Friday, the U.S. Labor Department said that 235,000 jobs were created last month. The data was weaker than expected as consensus forecasts called for jobs gains of 720,000.
While the headline data saw a significant miss, the Labor Department included substantial revisions to its June and July numbers. June's employment numbers were revised up by 24,000 to 962,000 from the previous estimate of 938,000. Meanwhile, July's data was revised up to 1.053 million jobs compared to the initial estimate of 943,000.
However, some economists note that the strong revisions are not enough to take the full sting out of the disappointing headline numbers.
Meanwhile, the U.S. unemployment rate dropped to 5.2%, down from July's reading of 5.4%. The unemployment rate fell in line with expectations.
The gold market has broken through critical near-term support levels in initial reaction to the weaker-than-expected employment data. December gold futures last traded at $1,827.10, up nearly 1% on the day.
Not only was job growth weaker last month, but positive for gold, wage inflation continues to creep higher. The report said that wages rose 0.6% in August, up from July's 0.4% increase. Economists were expecting to see a 0.3% increase.
A lot of focus had been placed on the August employment numbers. Many Federal Reserve officials noted that a strong number could prompt them to launch their plans to reduce their monthly bond purchases. However, some economists say the disappointing data could force the central bank to delay those plans.

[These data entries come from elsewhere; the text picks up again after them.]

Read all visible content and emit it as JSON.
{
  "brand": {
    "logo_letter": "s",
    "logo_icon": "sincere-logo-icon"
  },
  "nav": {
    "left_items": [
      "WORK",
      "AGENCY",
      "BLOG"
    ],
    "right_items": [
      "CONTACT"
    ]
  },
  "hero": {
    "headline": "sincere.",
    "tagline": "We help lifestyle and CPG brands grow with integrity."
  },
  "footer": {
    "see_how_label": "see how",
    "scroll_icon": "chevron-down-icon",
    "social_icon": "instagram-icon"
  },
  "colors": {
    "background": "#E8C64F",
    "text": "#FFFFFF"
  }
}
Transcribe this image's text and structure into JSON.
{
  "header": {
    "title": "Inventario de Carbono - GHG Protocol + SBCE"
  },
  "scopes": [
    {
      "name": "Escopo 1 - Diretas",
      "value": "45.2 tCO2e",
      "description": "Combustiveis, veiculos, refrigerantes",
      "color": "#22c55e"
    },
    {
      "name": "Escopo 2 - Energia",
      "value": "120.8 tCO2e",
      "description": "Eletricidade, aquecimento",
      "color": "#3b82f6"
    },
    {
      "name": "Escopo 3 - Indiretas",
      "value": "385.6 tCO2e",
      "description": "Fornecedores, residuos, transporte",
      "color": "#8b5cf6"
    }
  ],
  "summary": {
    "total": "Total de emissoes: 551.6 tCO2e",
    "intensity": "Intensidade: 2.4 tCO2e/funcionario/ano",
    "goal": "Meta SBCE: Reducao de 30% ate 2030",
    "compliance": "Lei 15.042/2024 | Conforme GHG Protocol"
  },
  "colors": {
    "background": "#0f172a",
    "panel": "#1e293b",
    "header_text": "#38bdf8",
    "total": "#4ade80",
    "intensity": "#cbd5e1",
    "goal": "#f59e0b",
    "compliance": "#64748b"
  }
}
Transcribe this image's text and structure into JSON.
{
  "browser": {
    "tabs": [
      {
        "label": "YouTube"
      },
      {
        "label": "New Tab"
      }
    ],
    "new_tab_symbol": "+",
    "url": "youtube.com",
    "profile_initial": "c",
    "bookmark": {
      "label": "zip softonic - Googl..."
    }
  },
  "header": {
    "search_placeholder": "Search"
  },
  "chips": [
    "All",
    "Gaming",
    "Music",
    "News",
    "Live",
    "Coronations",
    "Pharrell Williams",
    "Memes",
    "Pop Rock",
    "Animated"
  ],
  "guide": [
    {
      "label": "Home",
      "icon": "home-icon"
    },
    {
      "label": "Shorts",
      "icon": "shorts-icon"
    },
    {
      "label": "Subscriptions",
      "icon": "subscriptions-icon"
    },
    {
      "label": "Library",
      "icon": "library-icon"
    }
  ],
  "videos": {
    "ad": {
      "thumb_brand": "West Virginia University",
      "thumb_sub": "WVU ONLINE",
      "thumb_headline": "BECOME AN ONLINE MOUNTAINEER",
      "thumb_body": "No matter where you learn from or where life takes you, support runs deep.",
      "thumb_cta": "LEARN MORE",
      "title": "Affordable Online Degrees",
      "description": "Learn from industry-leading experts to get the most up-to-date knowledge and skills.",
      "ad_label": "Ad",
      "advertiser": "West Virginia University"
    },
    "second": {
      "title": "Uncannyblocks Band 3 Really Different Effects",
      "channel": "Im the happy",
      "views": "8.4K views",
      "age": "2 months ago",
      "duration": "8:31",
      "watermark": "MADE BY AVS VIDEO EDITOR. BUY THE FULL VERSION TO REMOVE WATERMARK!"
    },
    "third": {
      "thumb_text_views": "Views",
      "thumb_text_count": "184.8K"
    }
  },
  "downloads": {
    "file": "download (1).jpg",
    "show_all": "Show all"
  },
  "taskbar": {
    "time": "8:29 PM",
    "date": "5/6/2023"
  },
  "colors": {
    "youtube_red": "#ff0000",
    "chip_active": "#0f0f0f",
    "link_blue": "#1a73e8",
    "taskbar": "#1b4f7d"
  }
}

"This disappointing report will make it a closer call than we expected for a September tapering announcement from the Fed," said Katherine Judge, senior economist at CIBC.
Paul Ashworth, chief U.S. economist at Capital Economics, said that the latest employment numbers puts the Federal Reserve in a very difficult position. He noted that the economic data shows the COVID-19 pandemic and the spreading Delta Variant is impacting the current recovery.
“Even allowing for the fact that first estimates for August often disappoint on the downside, the extent of the slowdown in jobs growth all-but rules out any tapering announcement at this month's FOMC meeting and, if this weakness persists, then it could be pushed into early next year.